To evaluate the hypothesis that host germ line variation in immune genes is associated with overall survival in diffuse large B-cell lymphoma (DLBCL), we genotyped 73 single nucleotide polymorphisms (SNPs) from 44 candidate genes in 365 DLBCL patients diagnosed from 1998 to 2000. We estimated hazard ratios (HRs) and 95% confidence intervals (CIs) for the association of SNPs with survival after adjusting for clinical factors. During follow-up, 96 (26%) patients died, and the median follow-up was 57 months for surviving patients. The observed survival of this cohort was consistent with population-based estimates conditioned on surviving 12 months. An IL10 haplotype (global P = .03) and SNPs in IL8RB (rs1126580; HRAG/GG = 2.11; CI, 1.28-3.50), IL1A (rs1800587; HRCT/TT = 1.90; CI, 1.26-2.87), TNF (rs1800629; HRAG/GG = 1.44; CI, 0.95-2.18), and IL4R (rs2107356; HRCC/CT = 1.97; CI, 1.01-3.83) were the strongest predictors of overall survival.

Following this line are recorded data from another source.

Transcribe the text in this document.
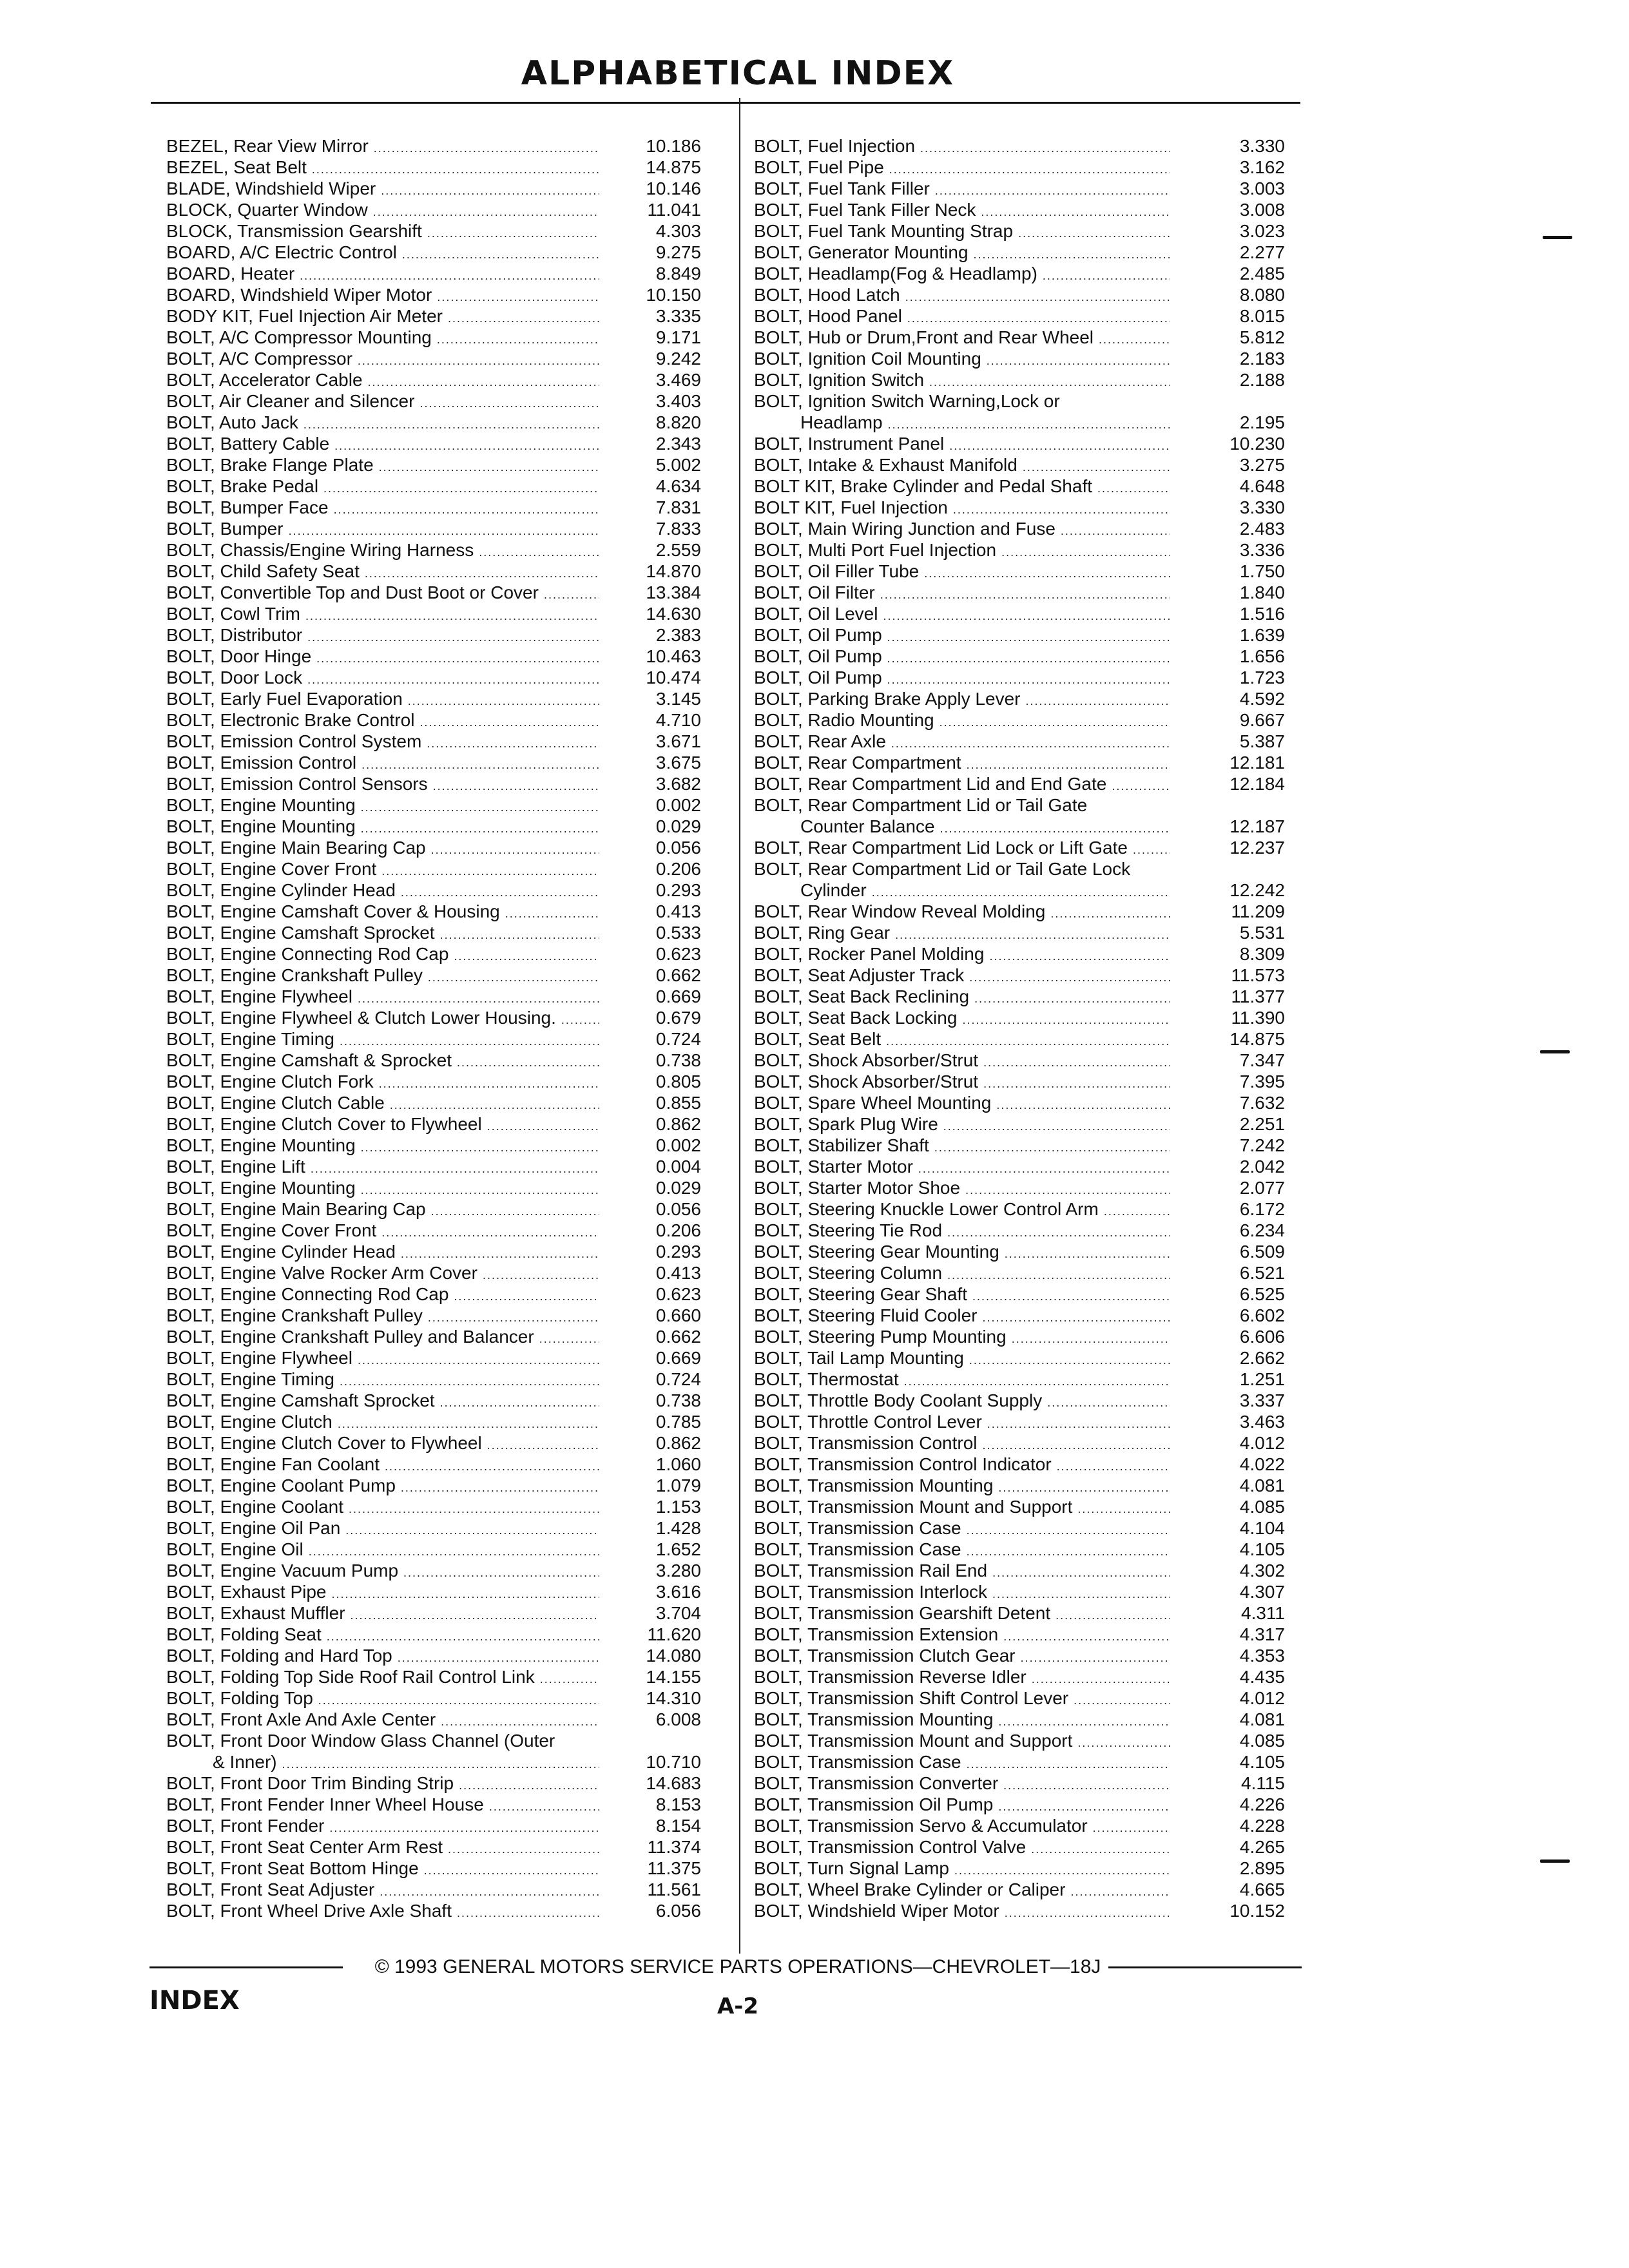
ALPHABETICAL INDEX
BEZEL, Rear View Mirror .....	10.186
BEZEL, Seat Belt .....	14.875
BLADE, Windshield Wiper .....	10.146
BLOCK, Quarter Window .....	11.041
BLOCK, Transmission Gearshift .....	4.303
BOARD, A/C Electric Control .....	9.275
BOARD, Heater .....	8.849
BOARD, Windshield Wiper Motor .....	10.150
BODY KIT, Fuel Injection Air Meter .....	3.335
BOLT, A/C Compressor Mounting .....	9.171
BOLT, A/C Compressor .....	9.242
BOLT, Accelerator Cable .....	3.469
BOLT, Air Cleaner and Silencer .....	3.403
BOLT, Auto Jack .....	8.820
BOLT, Battery Cable .....	2.343
BOLT, Brake Flange Plate .....	5.002
BOLT, Brake Pedal .....	4.634
BOLT, Bumper Face .....	7.831
BOLT, Bumper .....	7.833
BOLT, Chassis/Engine Wiring Harness .....	2.559
BOLT, Child Safety Seat .....	14.870
BOLT, Convertible Top and Dust Boot or Cover .....	13.384
BOLT, Cowl Trim .....	14.630
BOLT, Distributor .....	2.383
BOLT, Door Hinge .....	10.463
BOLT, Door Lock .....	10.474
BOLT, Early Fuel Evaporation .....	3.145
BOLT, Electronic Brake Control .....	4.710
BOLT, Emission Control System .....	3.671
BOLT, Emission Control .....	3.675
BOLT, Emission Control Sensors .....	3.682
BOLT, Engine Mounting .....	0.002
BOLT, Engine Mounting .....	0.029
BOLT, Engine Main Bearing Cap .....	0.056
BOLT, Engine Cover Front .....	0.206
BOLT, Engine Cylinder Head .....	0.293
BOLT, Engine Camshaft Cover & Housing .....	0.413
BOLT, Engine Camshaft Sprocket .....	0.533
BOLT, Engine Connecting Rod Cap .....	0.623
BOLT, Engine Crankshaft Pulley .....	0.662
BOLT, Engine Flywheel .....	0.669
BOLT, Engine Flywheel & Clutch Lower Housing. .....	0.679
BOLT, Engine Timing .....	0.724
BOLT, Engine Camshaft & Sprocket .....	0.738
BOLT, Engine Clutch Fork .....	0.805
BOLT, Engine Clutch Cable .....	0.855
BOLT, Engine Clutch Cover to Flywheel .....	0.862
BOLT, Engine Mounting .....	0.002
BOLT, Engine Lift .....	0.004
BOLT, Engine Mounting .....	0.029
BOLT, Engine Main Bearing Cap .....	0.056
BOLT, Engine Cover Front .....	0.206
BOLT, Engine Cylinder Head .....	0.293
BOLT, Engine Valve Rocker Arm Cover .....	0.413
BOLT, Engine Connecting Rod Cap .....	0.623
BOLT, Engine Crankshaft Pulley .....	0.660
BOLT, Engine Crankshaft Pulley and Balancer .....	0.662
BOLT, Engine Flywheel .....	0.669
BOLT, Engine Timing .....	0.724
BOLT, Engine Camshaft Sprocket .....	0.738
BOLT, Engine Clutch .....	0.785
BOLT, Engine Clutch Cover to Flywheel .....	0.862
BOLT, Engine Fan Coolant .....	1.060
BOLT, Engine Coolant Pump .....	1.079
BOLT, Engine Coolant .....	1.153
BOLT, Engine Oil Pan .....	1.428
BOLT, Engine Oil .....	1.652
BOLT, Engine Vacuum Pump .....	3.280
BOLT, Exhaust Pipe .....	3.616
BOLT, Exhaust Muffler .....	3.704
BOLT, Folding Seat .....	11.620
BOLT, Folding and Hard Top .....	14.080
BOLT, Folding Top Side Roof Rail Control Link .....	14.155
BOLT, Folding Top .....	14.310
BOLT, Front Axle And Axle Center .....	6.008
BOLT, Front Door Window Glass Channel (Outer
& Inner) .....	10.710
BOLT, Front Door Trim Binding Strip .....	14.683
BOLT, Front Fender Inner Wheel House .....	8.153
BOLT, Front Fender .....	8.154
BOLT, Front Seat Center Arm Rest .....	11.374
BOLT, Front Seat Bottom Hinge .....	11.375
BOLT, Front Seat Adjuster .....	11.561
BOLT, Front Wheel Drive Axle Shaft .....	6.056
BOLT, Fuel Injection .....	3.330
BOLT, Fuel Pipe .....	3.162
BOLT, Fuel Tank Filler .....	3.003
BOLT, Fuel Tank Filler Neck .....	3.008
BOLT, Fuel Tank Mounting Strap .....	3.023
BOLT, Generator Mounting .....	2.277
BOLT, Headlamp(Fog & Headlamp) .....	2.485
BOLT, Hood Latch .....	8.080
BOLT, Hood Panel .....	8.015
BOLT, Hub or Drum,Front and Rear Wheel .....	5.812
BOLT, Ignition Coil Mounting .....	2.183
BOLT, Ignition Switch .....	2.188
BOLT, Ignition Switch Warning,Lock or
Headlamp .....	2.195
BOLT, Instrument Panel .....	10.230
BOLT, Intake & Exhaust Manifold .....	3.275
BOLT KIT, Brake Cylinder and Pedal Shaft .....	4.648
BOLT KIT, Fuel Injection .....	3.330
BOLT, Main Wiring Junction and Fuse .....	2.483
BOLT, Multi Port Fuel Injection .....	3.336
BOLT, Oil Filler Tube .....	1.750
BOLT, Oil Filter .....	1.840
BOLT, Oil Level .....	1.516
BOLT, Oil Pump .....	1.639
BOLT, Oil Pump .....	1.656
BOLT, Oil Pump .....	1.723
BOLT, Parking Brake Apply Lever .....	4.592
BOLT, Radio Mounting .....	9.667
BOLT, Rear Axle .....	5.387
BOLT, Rear Compartment .....	12.181
BOLT, Rear Compartment Lid and End Gate .....	12.184
BOLT, Rear Compartment Lid or Tail Gate
Counter Balance .....	12.187
BOLT, Rear Compartment Lid Lock or Lift Gate .....	12.237
BOLT, Rear Compartment Lid or Tail Gate Lock
Cylinder .....	12.242
BOLT, Rear Window Reveal Molding .....	11.209
BOLT, Ring Gear .....	5.531
BOLT, Rocker Panel Molding .....	8.309
BOLT, Seat Adjuster Track .....	11.573
BOLT, Seat Back Reclining .....	11.377
BOLT, Seat Back Locking .....	11.390
BOLT, Seat Belt .....	14.875
BOLT, Shock Absorber/Strut .....	7.347
BOLT, Shock Absorber/Strut .....	7.395
BOLT, Spare Wheel Mounting .....	7.632
BOLT, Spark Plug Wire .....	2.251
BOLT, Stabilizer Shaft .....	7.242
BOLT, Starter Motor .....	2.042
BOLT, Starter Motor Shoe .....	2.077
BOLT, Steering Knuckle Lower Control Arm .....	6.172
BOLT, Steering Tie Rod .....	6.234
BOLT, Steering Gear Mounting .....	6.509
BOLT, Steering Column .....	6.521
BOLT, Steering Gear Shaft .....	6.525
BOLT, Steering Fluid Cooler .....	6.602
BOLT, Steering Pump Mounting .....	6.606
BOLT, Tail Lamp Mounting .....	2.662
BOLT, Thermostat .....	1.251
BOLT, Throttle Body Coolant Supply .....	3.337
BOLT, Throttle Control Lever .....	3.463
BOLT, Transmission Control .....	4.012
BOLT, Transmission Control Indicator .....	4.022
BOLT, Transmission Mounting .....	4.081
BOLT, Transmission Mount and Support .....	4.085
BOLT, Transmission Case .....	4.104
BOLT, Transmission Case .....	4.105
BOLT, Transmission Rail End .....	4.302
BOLT, Transmission Interlock .....	4.307
BOLT, Transmission Gearshift Detent .....	4.311
BOLT, Transmission Extension .....	4.317
BOLT, Transmission Clutch Gear .....	4.353
BOLT, Transmission Reverse Idler .....	4.435
BOLT, Transmission Shift Control Lever .....	4.012
BOLT, Transmission Mounting .....	4.081
BOLT, Transmission Mount and Support .....	4.085
BOLT, Transmission Case .....	4.105
BOLT, Transmission Converter .....	4.115
BOLT, Transmission Oil Pump .....	4.226
BOLT, Transmission Servo & Accumulator .....	4.228
BOLT, Transmission Control Valve .....	4.265
BOLT, Turn Signal Lamp .....	2.895
BOLT, Wheel Brake Cylinder or Caliper .....	4.665
BOLT, Windshield Wiper Motor .....	10.152
© 1993 GENERAL MOTORS SERVICE PARTS OPERATIONS—CHEVROLET—18J
INDEX	A-2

A risk score that combined the latter 4 SNPs with clinical factors was strongly associated with survival in a Cox model (P = 6.0 x 10–11). Kaplan-Meier 5-year survival estimates for low, intermediate-low, intermediate-high, and high-risk patients were 94%, 79%, 60%, and 48%, respectively. These data support a role for germ line variation in immune genes, particularly genes associated with a proinflammatory state, as predictors of late survival in DLBCL.